A declaração de Kapoor surge após a renúncia do júri internacional da Bienal, que havia decidido não avaliar os pavilhões de países cujos líderes respondem por crimes contra a humanidade no Tribunal Penal Internacional. Isso afetou diretamente a Rússia e Israel, que foram excluídos da disputa. No entanto, Kapoor acredita que os Estados Unidos também deveriam ser excluídos devido à sua política externa.

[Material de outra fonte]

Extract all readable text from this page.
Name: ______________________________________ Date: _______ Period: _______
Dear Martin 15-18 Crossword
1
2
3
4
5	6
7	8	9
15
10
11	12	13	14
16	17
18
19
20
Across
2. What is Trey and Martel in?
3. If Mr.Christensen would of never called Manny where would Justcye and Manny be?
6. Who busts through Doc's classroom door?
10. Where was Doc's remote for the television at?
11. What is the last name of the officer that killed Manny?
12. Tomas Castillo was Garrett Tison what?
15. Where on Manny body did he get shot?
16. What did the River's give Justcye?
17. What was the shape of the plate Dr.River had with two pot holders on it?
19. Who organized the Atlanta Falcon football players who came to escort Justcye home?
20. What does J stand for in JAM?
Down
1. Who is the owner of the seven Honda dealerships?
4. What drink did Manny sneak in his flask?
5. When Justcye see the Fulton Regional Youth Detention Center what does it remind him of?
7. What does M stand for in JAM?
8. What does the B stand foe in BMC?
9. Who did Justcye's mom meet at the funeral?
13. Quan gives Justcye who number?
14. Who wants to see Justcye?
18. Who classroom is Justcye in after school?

Pressão sobre os Pavilhões
A pressão sobre os pavilhões de Rússia, Israel e EUA não vem apenas de fora da exposição. Dezenas de artistas participantes da mostra principal “In Minor Keys” e assessores curatoriais assinaram uma carta aberta pedindo a exclusão dos três pavilhões. A participação russa é a primeira desde o início da invasão da Ucrânia, em 2022, e a participação israelense é questionada devido à situação em Gaza.

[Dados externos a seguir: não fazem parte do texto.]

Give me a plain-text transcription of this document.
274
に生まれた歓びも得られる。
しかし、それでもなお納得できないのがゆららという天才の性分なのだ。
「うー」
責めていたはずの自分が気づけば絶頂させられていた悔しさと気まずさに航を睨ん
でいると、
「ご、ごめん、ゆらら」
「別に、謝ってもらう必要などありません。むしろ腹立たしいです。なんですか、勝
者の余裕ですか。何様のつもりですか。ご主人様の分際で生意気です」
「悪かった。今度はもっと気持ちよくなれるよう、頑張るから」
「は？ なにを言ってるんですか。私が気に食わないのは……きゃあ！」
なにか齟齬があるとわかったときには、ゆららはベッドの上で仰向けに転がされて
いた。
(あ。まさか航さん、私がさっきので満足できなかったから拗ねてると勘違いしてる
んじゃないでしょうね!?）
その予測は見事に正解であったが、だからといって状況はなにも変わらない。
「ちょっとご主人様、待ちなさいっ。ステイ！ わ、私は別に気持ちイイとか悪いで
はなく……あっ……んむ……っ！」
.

A escolha de Alma Allen para representar os Estados Unidos também gerou polêmica. O escultor autodidata do Arizona foi alvo de questionamentos sobre o mercado aquecido de suas obras, num momento em que críticos argumentam que a seleção deveria refletir um posicionamento político mais explícito diante da política externa americana.
- A Bienal de Veneza está envolvida em controvérsias políticas e artísticas.
- O artista Anish Kapoor pediu a exclusão dos EUA da disputa pelos prêmios.
- A Rússia e Israel foram excluídos da disputa devido à sua política externa.
- A escolha de Alma Allen para representar os EUA gerou polêmica.
A organização da Bienal não se pronunciou sobre as declarações de Kapoor, mas é claro que a política e a arte estão em conflito na 61ª edição da Bienal de Veneza.